Brilliant! My company had a short spell in the very early 90's where we dabbled in 3D product visualization for clients with 3D Studio on DOS. At the time we were writing add-ons and engineering tools for Autodesk products and exploring other fields we could use our talents. While it never went that far for us commercially I still love to follow how the 3D modeling world has transformed since then. From 2-3 hour renders to 60 FPS today on MUCH more complex models... demos like this still get me excited.


Is there a paper on this?


Following the details link on youtube yields what wtracy found. Looking around the site, I managed to dig this [0] up, which, judging by the filename, will be used in their Siggraph talk. Unfortunately, it is still very brief and doesn't expand much on the preview. Here's [1] the paper that it references, which does give more detail about voxel rendering.

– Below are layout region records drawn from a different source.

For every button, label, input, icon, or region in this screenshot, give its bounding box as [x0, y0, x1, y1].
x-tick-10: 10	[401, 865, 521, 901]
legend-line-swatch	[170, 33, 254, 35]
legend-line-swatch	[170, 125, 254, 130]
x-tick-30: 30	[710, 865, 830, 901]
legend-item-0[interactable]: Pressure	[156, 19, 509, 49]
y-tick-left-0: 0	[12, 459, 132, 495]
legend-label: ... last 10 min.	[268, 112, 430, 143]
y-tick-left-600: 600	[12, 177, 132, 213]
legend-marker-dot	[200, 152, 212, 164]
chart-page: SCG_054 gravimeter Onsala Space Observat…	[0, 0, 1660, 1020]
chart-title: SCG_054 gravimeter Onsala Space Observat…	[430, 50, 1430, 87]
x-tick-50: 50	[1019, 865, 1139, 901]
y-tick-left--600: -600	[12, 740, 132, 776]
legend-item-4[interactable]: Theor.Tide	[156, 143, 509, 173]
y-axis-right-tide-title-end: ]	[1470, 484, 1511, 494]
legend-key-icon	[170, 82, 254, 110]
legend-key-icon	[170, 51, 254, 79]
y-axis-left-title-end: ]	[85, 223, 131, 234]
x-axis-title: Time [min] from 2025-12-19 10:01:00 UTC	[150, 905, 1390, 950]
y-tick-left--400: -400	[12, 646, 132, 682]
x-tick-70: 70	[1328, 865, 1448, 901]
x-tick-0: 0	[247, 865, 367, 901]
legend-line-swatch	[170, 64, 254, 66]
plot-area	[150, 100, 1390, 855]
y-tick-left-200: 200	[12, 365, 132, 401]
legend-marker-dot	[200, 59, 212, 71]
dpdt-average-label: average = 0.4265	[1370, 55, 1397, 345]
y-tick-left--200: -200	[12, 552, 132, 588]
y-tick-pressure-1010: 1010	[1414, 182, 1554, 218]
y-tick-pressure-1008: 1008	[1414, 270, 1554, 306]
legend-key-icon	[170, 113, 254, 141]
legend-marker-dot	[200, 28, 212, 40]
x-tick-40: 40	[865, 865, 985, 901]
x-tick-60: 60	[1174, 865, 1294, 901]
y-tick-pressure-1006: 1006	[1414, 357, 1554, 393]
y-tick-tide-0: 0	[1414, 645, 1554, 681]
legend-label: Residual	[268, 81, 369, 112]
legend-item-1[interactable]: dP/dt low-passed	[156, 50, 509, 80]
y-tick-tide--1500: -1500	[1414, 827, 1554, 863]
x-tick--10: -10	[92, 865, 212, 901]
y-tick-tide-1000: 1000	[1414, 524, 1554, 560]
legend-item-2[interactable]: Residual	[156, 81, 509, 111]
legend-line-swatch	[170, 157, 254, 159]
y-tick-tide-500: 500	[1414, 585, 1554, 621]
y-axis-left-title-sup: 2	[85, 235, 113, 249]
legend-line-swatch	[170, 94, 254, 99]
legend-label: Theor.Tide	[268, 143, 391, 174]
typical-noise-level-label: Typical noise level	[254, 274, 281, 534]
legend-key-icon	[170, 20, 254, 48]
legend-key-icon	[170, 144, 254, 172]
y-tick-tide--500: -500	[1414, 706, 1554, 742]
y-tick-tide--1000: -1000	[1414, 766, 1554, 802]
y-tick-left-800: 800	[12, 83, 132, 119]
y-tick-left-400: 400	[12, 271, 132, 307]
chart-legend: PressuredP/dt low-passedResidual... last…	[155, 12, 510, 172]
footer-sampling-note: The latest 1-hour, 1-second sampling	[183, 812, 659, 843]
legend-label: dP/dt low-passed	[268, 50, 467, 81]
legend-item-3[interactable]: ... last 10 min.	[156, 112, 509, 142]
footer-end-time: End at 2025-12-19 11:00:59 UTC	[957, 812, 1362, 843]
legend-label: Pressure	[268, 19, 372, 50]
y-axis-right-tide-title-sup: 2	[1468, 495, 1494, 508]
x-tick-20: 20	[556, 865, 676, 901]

Though I haven't looked very much into the techniques in voxel rendering, it seems animation, to this point, has been only a theoretical possibility and a huge setback. That Crassin et al. can achieve a reasonable framerate on such complex scenes struck me as a very big achievement. We'll probably have to wait a few more months for more details, though.

[0] : http://artis.imag.fr/Publications/2011/CNSGE11a/GIVoxels_Sig...

[1] : http://citeseerx.ist.psu.edu/viewdoc/download?doi=10.1.1.158...


The information given is so utterly vague that I could be completely wrong, but: As far as I can tell, all their geometry is still polygon based. (I saw a few references to polygon counts in the video.) I believe that it is the lighting that is volumetric.


If I understand correctly, they use both in parallel: low resolution, animated voxels for the light map, and high resolution, detailed rasterized polygons for the final rendering pass.


I found a very brief PDF here: http://artis.imag.fr/Publications/2011/CNSGE11/

If anyone finds more detailed information, I would be very interested too.